Parlons en de cette intrigue. Si l'on abandonne rapidement l'exploration de la dystopie pour tomber dans le thriller scientifique poussif, ce qui reste finalement ce n'est qu'une banale histoire de romance hétéro adultérine. Et oui, dans un roman qui, on l'espère va nous offrir une critique au vitriole du patriarcat, une dénonciation violente de la domination masculine, on se retrouve finalement avec une femme qui ne supporte plus son mari mou, lâche et passif et qui ne rêve que de son bel amant italien bronzé, fort, viril, qui lui n'hésiterait pas à casser la gueule aux méchants... Vous le voyez le gros soucis ? 

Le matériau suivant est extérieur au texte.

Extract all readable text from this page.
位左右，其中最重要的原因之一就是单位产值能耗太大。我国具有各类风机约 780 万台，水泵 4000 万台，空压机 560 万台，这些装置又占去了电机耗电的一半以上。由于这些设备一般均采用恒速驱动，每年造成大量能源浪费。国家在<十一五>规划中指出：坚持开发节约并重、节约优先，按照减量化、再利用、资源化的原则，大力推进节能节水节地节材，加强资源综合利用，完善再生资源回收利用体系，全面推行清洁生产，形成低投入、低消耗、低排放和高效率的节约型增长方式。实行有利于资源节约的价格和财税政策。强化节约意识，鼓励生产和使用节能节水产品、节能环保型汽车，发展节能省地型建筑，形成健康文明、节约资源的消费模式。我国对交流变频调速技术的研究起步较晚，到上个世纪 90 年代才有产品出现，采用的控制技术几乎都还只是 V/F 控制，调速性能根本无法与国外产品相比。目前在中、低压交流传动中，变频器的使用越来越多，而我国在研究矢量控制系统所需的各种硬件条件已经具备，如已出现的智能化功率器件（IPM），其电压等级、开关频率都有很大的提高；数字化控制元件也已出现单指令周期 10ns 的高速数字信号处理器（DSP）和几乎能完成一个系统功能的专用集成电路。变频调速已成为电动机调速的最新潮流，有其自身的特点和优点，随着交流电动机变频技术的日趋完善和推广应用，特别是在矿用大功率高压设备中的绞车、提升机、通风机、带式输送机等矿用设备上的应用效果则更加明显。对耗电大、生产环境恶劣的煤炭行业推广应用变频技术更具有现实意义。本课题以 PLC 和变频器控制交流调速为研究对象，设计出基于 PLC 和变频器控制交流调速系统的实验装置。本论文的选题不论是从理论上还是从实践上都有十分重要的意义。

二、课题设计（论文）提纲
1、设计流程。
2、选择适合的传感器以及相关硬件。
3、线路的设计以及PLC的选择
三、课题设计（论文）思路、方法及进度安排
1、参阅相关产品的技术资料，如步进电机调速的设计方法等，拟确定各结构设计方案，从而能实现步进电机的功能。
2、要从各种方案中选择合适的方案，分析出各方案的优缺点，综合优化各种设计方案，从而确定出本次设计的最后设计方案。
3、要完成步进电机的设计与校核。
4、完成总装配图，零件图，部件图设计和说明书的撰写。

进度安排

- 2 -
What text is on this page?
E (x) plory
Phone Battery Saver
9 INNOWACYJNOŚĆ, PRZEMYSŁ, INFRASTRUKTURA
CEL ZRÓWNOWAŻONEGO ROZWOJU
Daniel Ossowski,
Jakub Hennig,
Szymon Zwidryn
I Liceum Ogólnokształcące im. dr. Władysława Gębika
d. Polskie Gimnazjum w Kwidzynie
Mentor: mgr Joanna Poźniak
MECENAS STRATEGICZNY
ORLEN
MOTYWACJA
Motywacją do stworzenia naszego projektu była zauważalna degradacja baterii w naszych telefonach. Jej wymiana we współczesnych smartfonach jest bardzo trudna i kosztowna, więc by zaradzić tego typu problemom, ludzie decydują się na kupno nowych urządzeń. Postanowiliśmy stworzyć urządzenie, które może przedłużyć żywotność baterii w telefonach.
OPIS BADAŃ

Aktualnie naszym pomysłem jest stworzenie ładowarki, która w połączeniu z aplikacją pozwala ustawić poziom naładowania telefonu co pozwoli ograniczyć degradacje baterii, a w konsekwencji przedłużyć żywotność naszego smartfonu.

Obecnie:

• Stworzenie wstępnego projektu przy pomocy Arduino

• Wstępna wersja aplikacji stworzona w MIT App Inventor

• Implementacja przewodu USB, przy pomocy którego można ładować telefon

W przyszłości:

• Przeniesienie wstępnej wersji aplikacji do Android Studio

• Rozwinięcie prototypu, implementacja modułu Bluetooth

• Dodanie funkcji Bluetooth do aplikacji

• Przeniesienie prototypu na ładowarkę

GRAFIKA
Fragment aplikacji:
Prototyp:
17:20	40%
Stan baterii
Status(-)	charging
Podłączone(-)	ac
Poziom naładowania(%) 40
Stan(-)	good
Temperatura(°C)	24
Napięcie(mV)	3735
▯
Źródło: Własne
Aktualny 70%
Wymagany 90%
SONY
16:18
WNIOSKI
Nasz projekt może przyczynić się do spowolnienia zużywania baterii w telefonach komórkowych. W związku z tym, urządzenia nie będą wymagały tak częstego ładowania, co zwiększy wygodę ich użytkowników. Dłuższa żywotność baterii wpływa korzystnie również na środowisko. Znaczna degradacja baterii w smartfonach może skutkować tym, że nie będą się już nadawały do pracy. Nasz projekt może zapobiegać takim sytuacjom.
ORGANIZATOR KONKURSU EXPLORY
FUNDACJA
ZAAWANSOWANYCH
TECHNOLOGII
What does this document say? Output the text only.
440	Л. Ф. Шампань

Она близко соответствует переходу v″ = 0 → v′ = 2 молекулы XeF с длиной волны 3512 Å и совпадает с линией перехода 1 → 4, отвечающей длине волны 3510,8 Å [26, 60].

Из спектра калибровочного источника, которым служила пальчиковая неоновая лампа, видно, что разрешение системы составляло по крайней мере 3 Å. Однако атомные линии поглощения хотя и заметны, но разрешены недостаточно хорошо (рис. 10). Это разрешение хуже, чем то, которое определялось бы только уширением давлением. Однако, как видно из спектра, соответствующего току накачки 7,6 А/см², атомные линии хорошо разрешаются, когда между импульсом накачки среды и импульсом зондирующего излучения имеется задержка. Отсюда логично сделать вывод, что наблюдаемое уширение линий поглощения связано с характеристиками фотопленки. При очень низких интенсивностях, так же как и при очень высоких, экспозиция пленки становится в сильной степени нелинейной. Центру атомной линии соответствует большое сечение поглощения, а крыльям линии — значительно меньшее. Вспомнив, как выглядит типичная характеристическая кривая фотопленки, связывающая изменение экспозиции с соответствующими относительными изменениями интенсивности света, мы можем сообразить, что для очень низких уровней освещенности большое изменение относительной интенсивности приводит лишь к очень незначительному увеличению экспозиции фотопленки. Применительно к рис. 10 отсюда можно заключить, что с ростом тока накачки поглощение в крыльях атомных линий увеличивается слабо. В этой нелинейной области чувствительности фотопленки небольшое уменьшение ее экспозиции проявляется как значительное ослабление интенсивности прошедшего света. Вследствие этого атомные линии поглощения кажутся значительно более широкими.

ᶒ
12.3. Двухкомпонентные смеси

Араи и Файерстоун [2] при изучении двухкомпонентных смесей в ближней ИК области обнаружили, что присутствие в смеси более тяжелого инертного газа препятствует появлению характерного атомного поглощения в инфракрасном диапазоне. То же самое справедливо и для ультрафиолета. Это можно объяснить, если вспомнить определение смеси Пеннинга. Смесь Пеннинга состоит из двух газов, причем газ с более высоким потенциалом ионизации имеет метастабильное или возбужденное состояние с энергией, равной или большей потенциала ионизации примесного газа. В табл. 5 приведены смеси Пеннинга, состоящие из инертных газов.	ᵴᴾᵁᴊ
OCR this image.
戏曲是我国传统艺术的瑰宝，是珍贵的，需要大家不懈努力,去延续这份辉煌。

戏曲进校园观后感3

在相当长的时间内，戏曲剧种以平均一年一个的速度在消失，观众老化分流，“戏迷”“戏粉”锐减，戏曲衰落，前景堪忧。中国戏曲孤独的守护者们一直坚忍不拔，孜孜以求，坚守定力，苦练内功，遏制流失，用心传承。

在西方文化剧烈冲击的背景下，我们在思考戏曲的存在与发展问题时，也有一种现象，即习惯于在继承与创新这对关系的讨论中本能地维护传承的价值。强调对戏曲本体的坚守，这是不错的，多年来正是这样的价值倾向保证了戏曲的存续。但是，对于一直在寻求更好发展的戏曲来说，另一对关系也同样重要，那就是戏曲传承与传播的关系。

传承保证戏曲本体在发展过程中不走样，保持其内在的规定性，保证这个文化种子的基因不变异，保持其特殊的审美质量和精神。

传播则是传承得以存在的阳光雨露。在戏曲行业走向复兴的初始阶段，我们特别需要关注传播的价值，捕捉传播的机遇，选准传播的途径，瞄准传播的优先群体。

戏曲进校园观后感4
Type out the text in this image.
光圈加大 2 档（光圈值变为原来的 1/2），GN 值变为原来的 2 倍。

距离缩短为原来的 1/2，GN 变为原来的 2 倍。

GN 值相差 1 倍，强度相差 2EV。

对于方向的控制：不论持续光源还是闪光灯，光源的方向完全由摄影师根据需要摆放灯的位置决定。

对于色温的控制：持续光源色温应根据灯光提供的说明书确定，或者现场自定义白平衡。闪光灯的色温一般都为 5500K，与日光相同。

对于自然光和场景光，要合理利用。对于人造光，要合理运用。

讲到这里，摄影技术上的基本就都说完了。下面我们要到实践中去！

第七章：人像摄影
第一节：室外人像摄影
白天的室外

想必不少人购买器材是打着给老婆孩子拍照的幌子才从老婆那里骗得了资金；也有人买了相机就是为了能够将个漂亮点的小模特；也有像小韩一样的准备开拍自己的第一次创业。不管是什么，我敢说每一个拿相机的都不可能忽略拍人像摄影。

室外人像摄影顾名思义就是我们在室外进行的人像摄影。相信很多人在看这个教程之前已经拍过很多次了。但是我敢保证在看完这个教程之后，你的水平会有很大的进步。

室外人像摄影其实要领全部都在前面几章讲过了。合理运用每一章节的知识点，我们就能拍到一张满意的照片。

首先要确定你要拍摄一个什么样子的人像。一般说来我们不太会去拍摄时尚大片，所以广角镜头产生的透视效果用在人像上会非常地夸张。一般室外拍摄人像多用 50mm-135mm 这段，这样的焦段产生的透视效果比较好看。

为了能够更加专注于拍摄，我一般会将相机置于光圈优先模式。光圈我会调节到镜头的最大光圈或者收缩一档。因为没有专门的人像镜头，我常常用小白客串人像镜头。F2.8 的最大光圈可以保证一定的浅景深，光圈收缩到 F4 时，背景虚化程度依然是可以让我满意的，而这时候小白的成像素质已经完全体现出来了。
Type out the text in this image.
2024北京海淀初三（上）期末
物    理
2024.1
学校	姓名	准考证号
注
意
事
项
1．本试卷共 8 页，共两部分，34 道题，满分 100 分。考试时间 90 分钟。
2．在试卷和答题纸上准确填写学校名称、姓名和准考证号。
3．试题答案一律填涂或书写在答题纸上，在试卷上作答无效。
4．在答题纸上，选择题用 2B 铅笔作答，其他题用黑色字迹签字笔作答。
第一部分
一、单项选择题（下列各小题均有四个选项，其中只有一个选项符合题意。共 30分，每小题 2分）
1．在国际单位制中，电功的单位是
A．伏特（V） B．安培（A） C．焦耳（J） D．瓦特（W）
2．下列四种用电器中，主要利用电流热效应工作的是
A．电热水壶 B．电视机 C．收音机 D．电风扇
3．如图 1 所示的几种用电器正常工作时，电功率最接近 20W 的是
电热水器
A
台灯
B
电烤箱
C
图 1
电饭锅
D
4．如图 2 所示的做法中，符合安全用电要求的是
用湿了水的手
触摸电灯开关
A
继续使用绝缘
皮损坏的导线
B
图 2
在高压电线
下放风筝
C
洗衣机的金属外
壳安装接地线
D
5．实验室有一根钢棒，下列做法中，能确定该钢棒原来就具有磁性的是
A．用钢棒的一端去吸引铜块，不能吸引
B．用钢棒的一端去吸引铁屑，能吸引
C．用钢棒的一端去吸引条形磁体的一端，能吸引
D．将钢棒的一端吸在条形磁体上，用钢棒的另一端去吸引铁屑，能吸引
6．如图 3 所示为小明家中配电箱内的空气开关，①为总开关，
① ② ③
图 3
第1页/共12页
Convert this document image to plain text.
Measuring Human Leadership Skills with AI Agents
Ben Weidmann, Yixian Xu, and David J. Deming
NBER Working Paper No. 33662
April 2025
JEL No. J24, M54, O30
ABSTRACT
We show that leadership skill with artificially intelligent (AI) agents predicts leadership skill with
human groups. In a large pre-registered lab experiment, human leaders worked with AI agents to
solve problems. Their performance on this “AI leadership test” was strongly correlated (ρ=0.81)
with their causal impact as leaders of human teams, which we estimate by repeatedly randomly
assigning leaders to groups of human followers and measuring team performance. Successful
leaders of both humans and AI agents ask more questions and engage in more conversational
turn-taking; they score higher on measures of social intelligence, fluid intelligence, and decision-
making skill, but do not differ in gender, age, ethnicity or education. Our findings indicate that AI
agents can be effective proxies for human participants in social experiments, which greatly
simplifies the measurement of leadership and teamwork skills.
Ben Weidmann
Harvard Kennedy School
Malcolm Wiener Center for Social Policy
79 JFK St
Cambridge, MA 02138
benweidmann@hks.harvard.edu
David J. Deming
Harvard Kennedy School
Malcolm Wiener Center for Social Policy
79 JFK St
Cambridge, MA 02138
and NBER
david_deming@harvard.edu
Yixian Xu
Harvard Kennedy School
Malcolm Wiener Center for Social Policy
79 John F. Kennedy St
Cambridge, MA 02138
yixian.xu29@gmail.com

C'est là le plus gros point noir de ce roman, la manière dont il met en scène et reproduit des clichés sexistes et stéréotypés alors qu'il est censé les dénoncer. Parce que si ce point est flagrant et saute aux yeux, c'est régulièrement que l'on peut voir passer des remarques plus subtile du même genre, tout juste si l'on a pas un "boys will be boys" ?!
On remarquera aussi que la plupart des femmes sont relativement passives au sein de l'histoire et qu'à la toute fin le monde est sauvé par un mec, autant pour l'"empowerment". Une fin d'ailleurs qui sombre dans le fouillis le plus total, l'incohérence, la facilité et qui finit d'enterrer le roman.

Moins de 100 mots pour conclure
L'impression qui ressort de cette lecture, c'est que l'autrice à voulu surfer sur le filon de La Servante écarlate. Alors, peut-être dans le but louable de mettre en garde sur la facilité avec laquelle peuvent disparaitre les droit acquis durement par les luttes féministes. 
Pourquoi pas, le problème c'est qu'il ne suffit pas d'une idée de base intéressante pour faire un bon roman et que passé le choc de la description forcément révoltante de cet univers ignoble, le tout retombe comme un soufflet et tous les défauts sautent au visage.
Et c'est franchement dommage car il y avait très certainement matière à produire quelque chose de plus politique, de mieux construit, de moins manichéen et de plus subtile.